The two hours in between featured a party of the highest energy level, filled with the following (not in chronological order):
* Chants of “U-S-A! U-S-A! U-S-A!”
* Chants of “Beeees!” any time homegrown player DaMarcus Beasley appears on the screen.
* Chants involving pride in the US and expletives that cannot be printed here, and which may have been fueled with American or Irish beer.
* Screams, hugs, stomping and generally shaking the house down after goals by Jermaine Jones and Clint Dempsey.
* Boisterous boos and gestures not indicative of affection every time Portugal's Cristiano Ronaldo appeared on screen.
“Who the hell wouldn't love this?” Stephen Jones of Fort Wayne said, pointing to the crowd.

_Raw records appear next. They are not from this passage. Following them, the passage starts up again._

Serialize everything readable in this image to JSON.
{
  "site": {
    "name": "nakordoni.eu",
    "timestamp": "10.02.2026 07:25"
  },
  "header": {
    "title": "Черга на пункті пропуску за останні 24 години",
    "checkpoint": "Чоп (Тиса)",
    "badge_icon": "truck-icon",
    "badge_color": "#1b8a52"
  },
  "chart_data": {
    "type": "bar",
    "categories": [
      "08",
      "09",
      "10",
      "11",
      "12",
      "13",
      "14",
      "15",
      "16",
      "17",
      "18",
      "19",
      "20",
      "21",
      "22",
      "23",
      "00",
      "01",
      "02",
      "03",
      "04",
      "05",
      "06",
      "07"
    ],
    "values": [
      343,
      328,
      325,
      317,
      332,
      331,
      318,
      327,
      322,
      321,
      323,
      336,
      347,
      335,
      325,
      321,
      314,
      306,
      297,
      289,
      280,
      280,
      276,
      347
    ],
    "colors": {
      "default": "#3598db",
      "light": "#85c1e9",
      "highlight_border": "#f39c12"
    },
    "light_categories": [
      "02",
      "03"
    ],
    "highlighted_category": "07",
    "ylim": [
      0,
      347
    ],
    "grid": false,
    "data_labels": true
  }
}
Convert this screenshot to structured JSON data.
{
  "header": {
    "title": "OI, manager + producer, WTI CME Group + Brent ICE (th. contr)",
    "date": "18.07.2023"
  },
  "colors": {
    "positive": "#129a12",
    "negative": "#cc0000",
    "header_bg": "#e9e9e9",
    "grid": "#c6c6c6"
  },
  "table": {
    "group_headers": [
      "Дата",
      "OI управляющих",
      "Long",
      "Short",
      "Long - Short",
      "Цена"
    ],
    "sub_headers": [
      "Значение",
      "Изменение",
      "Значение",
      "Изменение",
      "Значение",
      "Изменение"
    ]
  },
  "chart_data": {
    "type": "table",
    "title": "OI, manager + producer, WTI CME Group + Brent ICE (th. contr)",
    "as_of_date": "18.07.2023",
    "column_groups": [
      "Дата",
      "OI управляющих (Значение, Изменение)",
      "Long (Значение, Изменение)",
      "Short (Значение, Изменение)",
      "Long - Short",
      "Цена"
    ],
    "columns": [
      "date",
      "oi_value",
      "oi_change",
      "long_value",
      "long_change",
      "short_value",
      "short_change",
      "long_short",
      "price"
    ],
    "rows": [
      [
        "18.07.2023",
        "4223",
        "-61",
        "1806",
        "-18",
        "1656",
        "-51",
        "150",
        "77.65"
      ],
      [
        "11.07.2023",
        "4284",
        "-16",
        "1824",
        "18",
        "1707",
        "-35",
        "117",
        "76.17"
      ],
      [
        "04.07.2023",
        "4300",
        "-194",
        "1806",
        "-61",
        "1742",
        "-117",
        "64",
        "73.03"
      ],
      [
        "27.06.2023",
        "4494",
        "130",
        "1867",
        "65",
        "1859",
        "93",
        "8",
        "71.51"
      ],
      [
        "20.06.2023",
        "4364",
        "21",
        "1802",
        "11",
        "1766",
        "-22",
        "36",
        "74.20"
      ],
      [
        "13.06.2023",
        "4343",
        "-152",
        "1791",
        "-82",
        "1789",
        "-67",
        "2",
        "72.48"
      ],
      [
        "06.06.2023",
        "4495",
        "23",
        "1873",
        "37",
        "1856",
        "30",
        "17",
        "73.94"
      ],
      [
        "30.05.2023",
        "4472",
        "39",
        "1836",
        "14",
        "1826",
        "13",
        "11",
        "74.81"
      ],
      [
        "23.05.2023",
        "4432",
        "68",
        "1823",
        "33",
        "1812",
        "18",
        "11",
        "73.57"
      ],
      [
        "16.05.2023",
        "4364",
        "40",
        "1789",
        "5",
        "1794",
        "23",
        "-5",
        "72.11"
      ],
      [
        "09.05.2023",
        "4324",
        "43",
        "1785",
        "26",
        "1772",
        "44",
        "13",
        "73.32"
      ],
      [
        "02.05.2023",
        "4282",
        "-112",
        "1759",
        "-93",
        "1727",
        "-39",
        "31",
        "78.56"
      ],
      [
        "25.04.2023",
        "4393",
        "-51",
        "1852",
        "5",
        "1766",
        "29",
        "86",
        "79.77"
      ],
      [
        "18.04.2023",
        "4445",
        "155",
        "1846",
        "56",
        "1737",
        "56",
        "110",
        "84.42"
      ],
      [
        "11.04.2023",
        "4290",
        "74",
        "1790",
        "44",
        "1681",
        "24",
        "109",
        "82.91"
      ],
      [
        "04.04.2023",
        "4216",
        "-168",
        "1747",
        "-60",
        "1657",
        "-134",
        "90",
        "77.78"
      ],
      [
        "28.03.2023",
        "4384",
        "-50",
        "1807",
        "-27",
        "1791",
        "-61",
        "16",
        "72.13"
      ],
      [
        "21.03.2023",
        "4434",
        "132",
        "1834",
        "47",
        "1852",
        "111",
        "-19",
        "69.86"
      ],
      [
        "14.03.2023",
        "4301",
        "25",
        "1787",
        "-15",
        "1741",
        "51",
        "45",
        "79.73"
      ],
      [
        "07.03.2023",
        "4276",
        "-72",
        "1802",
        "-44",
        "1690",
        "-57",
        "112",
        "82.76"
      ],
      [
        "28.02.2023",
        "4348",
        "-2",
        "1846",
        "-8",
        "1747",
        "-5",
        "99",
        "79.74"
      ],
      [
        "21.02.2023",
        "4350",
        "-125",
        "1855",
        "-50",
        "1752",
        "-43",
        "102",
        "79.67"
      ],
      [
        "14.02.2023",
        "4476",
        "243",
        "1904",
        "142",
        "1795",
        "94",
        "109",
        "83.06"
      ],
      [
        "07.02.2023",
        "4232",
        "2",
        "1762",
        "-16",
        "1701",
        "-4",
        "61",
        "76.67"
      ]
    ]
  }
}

You had to love it – the parts between Portugal's goals in the 2-2 draw, anyway – if you were there.
This was living, breathing, bellowing proof that America is embracing this US team and this World Cup at a level that might not match fans from other parts of the world, but comes closer than we ever have.
There's something different about being in the middle of a packed house where everyone is cheering for the same team.

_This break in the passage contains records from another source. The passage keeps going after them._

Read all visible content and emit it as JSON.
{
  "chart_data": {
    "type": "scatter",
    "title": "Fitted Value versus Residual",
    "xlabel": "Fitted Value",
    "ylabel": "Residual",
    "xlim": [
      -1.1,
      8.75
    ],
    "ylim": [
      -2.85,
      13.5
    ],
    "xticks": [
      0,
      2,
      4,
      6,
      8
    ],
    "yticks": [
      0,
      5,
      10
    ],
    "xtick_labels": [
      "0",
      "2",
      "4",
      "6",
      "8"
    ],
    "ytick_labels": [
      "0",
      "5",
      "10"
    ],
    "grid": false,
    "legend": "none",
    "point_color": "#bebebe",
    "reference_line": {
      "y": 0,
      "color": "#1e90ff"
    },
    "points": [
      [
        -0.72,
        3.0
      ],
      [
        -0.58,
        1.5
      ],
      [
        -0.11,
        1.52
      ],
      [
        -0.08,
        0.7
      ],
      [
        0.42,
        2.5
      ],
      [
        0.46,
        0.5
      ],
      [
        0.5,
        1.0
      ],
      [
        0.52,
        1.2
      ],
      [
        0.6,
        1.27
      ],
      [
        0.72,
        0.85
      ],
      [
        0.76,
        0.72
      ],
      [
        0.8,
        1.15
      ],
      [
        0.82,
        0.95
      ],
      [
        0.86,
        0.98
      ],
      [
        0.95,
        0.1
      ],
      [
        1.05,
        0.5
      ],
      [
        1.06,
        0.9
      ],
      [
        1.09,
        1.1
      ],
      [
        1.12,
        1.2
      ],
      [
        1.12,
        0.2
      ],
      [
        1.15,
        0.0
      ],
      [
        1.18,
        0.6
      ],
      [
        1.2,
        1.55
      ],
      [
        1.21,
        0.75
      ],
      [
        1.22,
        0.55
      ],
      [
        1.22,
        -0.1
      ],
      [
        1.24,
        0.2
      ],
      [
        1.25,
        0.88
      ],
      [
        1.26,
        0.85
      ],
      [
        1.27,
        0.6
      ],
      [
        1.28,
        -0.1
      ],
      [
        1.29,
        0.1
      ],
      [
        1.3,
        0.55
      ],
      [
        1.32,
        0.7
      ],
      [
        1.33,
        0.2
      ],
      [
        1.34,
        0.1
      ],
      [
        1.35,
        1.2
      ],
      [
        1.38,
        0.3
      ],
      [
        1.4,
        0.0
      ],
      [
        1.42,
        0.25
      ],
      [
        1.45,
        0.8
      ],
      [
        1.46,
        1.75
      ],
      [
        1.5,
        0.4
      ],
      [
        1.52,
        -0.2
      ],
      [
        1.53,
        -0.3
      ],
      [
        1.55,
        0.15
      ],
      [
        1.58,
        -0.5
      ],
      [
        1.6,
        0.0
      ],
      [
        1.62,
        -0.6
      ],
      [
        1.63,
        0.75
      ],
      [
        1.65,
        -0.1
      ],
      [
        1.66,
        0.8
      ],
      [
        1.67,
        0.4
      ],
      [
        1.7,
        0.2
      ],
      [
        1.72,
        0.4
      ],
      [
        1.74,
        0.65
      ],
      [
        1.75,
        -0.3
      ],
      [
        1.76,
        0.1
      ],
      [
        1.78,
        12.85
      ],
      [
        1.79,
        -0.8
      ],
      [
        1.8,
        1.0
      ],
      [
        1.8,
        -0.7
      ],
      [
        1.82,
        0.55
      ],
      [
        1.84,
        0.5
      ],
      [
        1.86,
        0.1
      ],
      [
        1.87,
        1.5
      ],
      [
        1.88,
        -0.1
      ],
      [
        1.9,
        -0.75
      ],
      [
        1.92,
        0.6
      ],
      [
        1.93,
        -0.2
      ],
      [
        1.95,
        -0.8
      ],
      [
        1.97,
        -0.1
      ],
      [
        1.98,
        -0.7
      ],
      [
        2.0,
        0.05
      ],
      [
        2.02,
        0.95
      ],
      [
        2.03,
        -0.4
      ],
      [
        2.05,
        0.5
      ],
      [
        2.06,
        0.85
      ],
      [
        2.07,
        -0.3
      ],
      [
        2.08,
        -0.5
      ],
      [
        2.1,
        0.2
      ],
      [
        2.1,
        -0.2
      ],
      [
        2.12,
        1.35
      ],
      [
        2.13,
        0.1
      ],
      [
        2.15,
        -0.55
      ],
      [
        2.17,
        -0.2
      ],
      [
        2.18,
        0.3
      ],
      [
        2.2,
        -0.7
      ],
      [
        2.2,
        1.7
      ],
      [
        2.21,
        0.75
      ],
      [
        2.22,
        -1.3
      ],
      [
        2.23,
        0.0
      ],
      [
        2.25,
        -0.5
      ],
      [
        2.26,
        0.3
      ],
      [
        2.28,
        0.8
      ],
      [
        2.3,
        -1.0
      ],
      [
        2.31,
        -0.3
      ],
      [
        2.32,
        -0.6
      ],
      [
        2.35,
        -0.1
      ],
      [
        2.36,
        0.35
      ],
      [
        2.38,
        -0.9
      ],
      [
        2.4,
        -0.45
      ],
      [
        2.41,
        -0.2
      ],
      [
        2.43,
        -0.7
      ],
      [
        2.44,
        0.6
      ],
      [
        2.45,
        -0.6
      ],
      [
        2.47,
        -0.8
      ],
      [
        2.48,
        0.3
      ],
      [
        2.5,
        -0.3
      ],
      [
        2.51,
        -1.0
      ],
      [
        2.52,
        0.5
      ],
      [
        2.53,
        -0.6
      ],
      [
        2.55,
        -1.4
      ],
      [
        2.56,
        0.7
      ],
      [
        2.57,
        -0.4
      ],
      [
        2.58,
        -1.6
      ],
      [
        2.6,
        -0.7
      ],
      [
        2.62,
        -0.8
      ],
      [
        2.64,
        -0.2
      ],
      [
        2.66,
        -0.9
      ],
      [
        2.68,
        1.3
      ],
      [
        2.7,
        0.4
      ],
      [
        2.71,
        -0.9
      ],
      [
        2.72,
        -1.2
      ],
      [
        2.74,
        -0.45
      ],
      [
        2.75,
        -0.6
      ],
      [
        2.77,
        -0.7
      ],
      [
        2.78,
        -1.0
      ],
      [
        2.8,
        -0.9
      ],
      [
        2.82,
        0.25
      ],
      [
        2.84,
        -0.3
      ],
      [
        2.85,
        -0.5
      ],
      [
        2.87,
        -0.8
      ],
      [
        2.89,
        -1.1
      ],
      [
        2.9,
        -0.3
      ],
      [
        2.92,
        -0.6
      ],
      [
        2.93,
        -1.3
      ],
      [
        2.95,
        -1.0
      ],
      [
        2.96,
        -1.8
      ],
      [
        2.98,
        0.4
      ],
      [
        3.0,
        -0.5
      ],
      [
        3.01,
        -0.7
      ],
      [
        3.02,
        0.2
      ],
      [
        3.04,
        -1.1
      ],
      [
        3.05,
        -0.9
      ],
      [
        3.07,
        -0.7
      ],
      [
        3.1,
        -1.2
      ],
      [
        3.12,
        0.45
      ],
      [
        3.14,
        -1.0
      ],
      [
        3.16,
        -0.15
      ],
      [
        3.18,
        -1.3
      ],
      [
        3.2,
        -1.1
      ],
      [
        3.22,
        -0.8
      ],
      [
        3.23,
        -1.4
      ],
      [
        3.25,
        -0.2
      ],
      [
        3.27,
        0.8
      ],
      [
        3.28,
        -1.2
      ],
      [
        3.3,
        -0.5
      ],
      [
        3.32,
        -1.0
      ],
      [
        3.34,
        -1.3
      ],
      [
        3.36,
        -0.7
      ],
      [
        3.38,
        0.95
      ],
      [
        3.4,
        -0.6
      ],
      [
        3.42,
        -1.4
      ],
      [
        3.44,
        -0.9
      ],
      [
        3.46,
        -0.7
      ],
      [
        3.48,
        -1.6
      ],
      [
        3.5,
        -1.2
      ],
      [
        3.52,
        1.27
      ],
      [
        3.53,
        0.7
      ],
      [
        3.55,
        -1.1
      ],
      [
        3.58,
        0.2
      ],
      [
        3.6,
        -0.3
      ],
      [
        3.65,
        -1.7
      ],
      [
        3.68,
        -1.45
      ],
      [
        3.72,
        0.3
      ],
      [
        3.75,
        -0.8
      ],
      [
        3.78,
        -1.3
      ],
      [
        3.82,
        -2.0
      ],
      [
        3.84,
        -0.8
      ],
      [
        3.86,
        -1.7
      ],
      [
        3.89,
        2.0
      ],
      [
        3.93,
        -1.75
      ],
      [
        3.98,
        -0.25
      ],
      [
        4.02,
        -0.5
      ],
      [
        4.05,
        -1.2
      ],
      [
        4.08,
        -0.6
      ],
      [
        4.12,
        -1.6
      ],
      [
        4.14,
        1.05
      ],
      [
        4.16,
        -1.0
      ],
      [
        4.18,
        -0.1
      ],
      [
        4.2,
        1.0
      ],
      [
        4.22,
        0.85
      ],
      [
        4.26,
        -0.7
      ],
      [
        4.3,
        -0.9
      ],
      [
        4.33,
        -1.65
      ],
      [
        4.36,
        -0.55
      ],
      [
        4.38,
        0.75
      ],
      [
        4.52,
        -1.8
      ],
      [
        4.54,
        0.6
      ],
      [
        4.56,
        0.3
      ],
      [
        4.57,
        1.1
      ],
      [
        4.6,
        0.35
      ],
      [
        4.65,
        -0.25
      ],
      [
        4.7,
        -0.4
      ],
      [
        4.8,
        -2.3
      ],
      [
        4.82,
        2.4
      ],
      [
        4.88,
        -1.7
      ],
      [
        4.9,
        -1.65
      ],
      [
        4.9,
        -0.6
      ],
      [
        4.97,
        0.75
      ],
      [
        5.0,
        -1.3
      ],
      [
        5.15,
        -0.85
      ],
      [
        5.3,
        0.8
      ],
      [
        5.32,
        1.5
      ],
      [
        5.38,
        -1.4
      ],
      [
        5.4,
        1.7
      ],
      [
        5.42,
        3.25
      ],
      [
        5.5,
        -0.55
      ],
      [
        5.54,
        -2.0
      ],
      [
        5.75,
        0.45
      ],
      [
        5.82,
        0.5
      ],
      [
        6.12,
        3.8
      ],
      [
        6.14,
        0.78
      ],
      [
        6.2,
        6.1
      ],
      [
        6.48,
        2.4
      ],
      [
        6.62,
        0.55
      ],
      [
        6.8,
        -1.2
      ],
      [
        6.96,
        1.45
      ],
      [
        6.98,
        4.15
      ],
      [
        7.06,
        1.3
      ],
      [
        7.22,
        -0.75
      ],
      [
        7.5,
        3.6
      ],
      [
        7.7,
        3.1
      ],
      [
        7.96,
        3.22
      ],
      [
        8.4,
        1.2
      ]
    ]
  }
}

“It's indescribable,” Lindsay Eads of Fort Wayne said. “Your heart's racing, you're living in that moment, it's amazing to be part of such a good community supporting the US. …The patriotism is just awesome, all the red, white and blue.”
“I just love the surroundings, with all the people out here, crazy for the game, enjoying the game,” Paul Snyder of Fort Wayne said. “It's all about the atmosphere.”

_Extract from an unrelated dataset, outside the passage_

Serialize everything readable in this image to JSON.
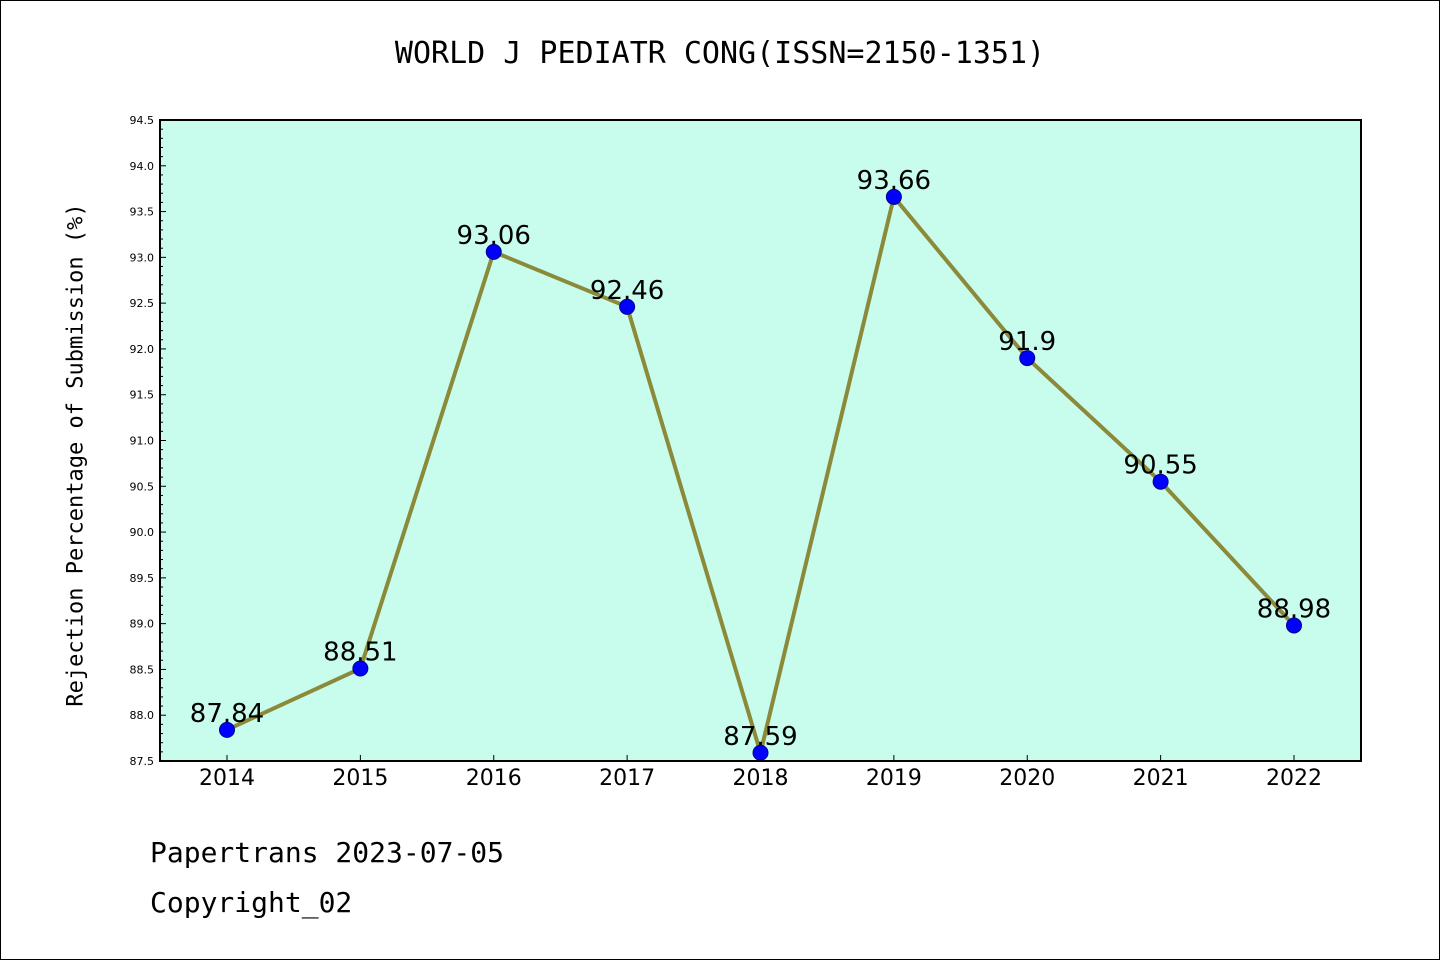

Maybe it's only an every four-year thing for Americans. We tend to get wrapped up in the NFL and other sports far more than soccer until the World Cup comes along. For every Snyder, who watches a lot of soccer (“Go Arsenal!” he said), there's another fan like Snyder's friend Dan Briney, who says he's much more of a soccer fan when the World Cup comes around.
This year feels different, as if US fans have taken a step up in their intensity about the team, as if more people are paying attention. Television ratings attest to the rise. Jam-packed pubs do, too.
Justin Busch is the local president of the American Outlaws, a group organized to support the US men's soccer team. He worked with O'Reilly's to set it up as the locale to watch US games, and the number who came out Sunday doubled the number who had watched the US opening-game win over Ghana.
“We're the 137th chapter of the American Outlaws, the last chapter to become official before the World Cup,” Busch said. “Soccer has taken hold in America and definitely in Fort Wayne.”
The level of support for US soccer has surprised even Busch, 34, who said he played against Beasley as a young player.
“I thought we had a need (for a local fan group), but I never thought we'd see this many fans here,” he said. “It's really cool to see everybody come out and support America.”
I have a theory about why people, young people especially, enjoy getting together to watch the US in the World Cup: It's the one time in sports when we're all on the same team.
Every other place in this forever connected world, I have my teams and you have yours. I like the Colts, you like the Bears. I like LeBron, you think he couldn't carry Michael Jordan's endorsement portfolio.
During the World Cup, it's no longer you and me, it's us.
“It's more entertaining to come in here and to be with so many people,” Heather Anderson of Fort Wayne said. “They just go crazy when they score. You get way more into it (with a group). At home, you don't get nearly so much into it.”
“People's patriotism brings some excitement to the soccer game,” Briney said, “and really gets people energetic and hyped for the US.”
“You have a diverse but rowdy group and we're all cheering for one thing,” Caleb Gross of Fort Wayne said.
We're cheering Jones and Dempsey and Beasley and friends. We're booing Ronaldo and other opposing villains to be determined. It's standing-room only these days. Except when we score, then it's jumping-room only.
Most of the time, three letters rule sports in this country: NFL.
Right here, for right now, it's U-S-A!